Objet : félicitations pour l’élection du Maroc à la présidence du Conseil des Droits de l’Homme de l’ONU pour 2024/2974, les recommandations onusiennes du CERD et respect des droits des AMAZIGHS

Monsieur le Ministre,

Avant tout, nous tenons à vous exprimer nos profondes félicitations pour l’historique élection du Maroc à la présidence du Conseil des Droits de l’homme pour cette année 2024, coïncidant avec la nouvelle année amazighe, désormais officielle, de 2974.

Sachez bien que cette large victoire à la tête de ce très prestigieux organe des Nations Unies, en récoltant une trentaine de voix face au 17 votes en faveur de l’Afrique du Sud, ne voudrait exprimer, d’une aucune manière, que le Royaume du Maroc respecte les droits énoncés dans la Déclaration universelle des droits de l’homme du 10 décembre 1948, et encore moins, de la Déclaration des Nations Unies sur les droits des peuples autochtones, adopté par l’Assemblée générale le 13 septembre 2007.

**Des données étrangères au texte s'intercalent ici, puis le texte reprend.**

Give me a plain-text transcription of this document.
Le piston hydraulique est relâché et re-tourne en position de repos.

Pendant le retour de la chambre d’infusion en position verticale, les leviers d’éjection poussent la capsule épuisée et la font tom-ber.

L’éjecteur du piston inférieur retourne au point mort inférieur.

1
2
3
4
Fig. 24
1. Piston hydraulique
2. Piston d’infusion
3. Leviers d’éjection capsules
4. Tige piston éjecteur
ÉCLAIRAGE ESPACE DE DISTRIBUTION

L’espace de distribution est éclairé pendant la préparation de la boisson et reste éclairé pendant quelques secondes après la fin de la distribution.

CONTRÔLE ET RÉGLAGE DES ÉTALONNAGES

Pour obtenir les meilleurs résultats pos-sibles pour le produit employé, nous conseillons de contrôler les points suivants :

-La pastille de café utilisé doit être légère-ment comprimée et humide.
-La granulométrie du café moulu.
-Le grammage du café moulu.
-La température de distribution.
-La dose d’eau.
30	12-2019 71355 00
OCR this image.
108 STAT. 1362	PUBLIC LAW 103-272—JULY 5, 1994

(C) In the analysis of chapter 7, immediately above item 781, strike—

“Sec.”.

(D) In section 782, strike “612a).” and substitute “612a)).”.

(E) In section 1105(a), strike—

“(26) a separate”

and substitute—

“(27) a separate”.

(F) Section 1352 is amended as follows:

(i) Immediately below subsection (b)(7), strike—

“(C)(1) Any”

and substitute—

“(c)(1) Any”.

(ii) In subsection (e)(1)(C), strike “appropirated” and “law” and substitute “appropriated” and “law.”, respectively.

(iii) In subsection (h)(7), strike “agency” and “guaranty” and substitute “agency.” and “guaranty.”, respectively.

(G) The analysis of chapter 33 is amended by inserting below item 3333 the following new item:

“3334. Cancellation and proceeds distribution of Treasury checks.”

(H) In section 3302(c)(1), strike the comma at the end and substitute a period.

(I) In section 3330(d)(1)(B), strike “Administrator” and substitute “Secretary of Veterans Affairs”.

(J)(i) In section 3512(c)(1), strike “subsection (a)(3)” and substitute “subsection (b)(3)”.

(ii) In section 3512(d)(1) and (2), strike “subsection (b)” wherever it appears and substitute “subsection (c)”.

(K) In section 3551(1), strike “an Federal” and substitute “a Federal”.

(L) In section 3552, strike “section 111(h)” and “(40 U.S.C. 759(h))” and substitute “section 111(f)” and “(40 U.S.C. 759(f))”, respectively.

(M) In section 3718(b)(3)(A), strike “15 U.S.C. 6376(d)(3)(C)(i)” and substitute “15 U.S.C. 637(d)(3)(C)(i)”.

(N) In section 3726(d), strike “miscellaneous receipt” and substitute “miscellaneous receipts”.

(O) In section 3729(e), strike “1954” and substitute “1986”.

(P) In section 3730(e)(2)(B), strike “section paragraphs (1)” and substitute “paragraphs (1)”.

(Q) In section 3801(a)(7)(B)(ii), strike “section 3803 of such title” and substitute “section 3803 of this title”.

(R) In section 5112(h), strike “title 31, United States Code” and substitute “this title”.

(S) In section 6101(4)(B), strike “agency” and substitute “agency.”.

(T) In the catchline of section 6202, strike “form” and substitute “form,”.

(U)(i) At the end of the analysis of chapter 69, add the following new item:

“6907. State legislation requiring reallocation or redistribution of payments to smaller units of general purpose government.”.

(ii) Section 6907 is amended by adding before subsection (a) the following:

Laissez nous vous exprimer notre préoccupation dans le fait que cette opportune et salutaire élection du Maroc à la tête de ce conseil onusien de protection et de promotion des droits de l’Homme, ne soit pas utilisée afin de blanchir l’état marocain des violations de celles-ci, sinon, nous souhaitons fort bien, qu’elle devrait être un nouveau départ pour armer notre pays d’une volonté irréversible vers la consécration de l’État de Droit, de la consolidation de la démocratie et le respect des droits de l’Homme, dont les droits des Amazighs.
Comme le souligne Sa Majesté Le Roi Mohamed VI, dans son message au symposium international organisé à l’occasion du soixante-quinzième anniversaire de l’adoption par l’Assemblée Générale des Nations Unies de la Déclaration universelle des droits de l’Homme, organisé à Rabat par le Conseil national des Droits de l’Homme (CNDH), le 7 décembre dernier : «Cette célébration constitue également un moment opportun pour dresser le bilan des réalisations en la matière, identifier les défaillances et les anomalies ayant entaché le processus de sauvegarde des acquis ainsi que les défis qui, à ce jour, empêchent la communauté internationale de promouvoir, d’une manière globale, les questions relatives aux droits de l’Homme. En effet, l’engagement du Royaume du Maroc en faveur de la promotion des droits de l’Homme au niveau national ne se limite pas à leur simple consécration constitutionnelle ; il devient également un pilier des politiques publiques et un paramètre essentiel à prendre en compte dans les choix stratégiques, aussi bien économiques, sociaux, culturels qu’environnementaux».

Monsieur Le Ministre,

Je porte à votre connaissance que le Comité pour l’élimination de la discrimination raciale (CERD) des Nations Unies avait publié les observations finales concernant le rapport du Maroc valant dix-neuvième à vingt et unième rapports périodiques, le 8 décembre dernier, où il a examiné le rapport du Maroc à ses 3024e et 3026e séances, les 22 et 23 novembre, et ses 3043 e et 3044 e séances, les 5 et 6 décembre 2023, et où il a adopté les présentes observations finales en ce qui concerne la question des Amazighs et de leur langue. De ce fait, il recommandait à l’État marocain, par rapport à la diffusion d’information, de mettre ses rapports à la disposition du public dès leur soumission et de diffuser également les observations finales du Comité qui s’y rapportent auprès de tous les organes de l’État chargés de la mise en œuvre de CERD/C/MAR/CO/19-21 13 la Convention, y compris les régions, les préfectures, les provinces et les communes, ainsi que de les publier sur le site Web du Ministère des Affaires Étrangères, de la coopération africaine et des Marocains Résidant à l’étranger ou sur tout autre site Web accessible au public dans les langues officielles et les autres langues couramment utilisées, selon qu’il conviendra [1].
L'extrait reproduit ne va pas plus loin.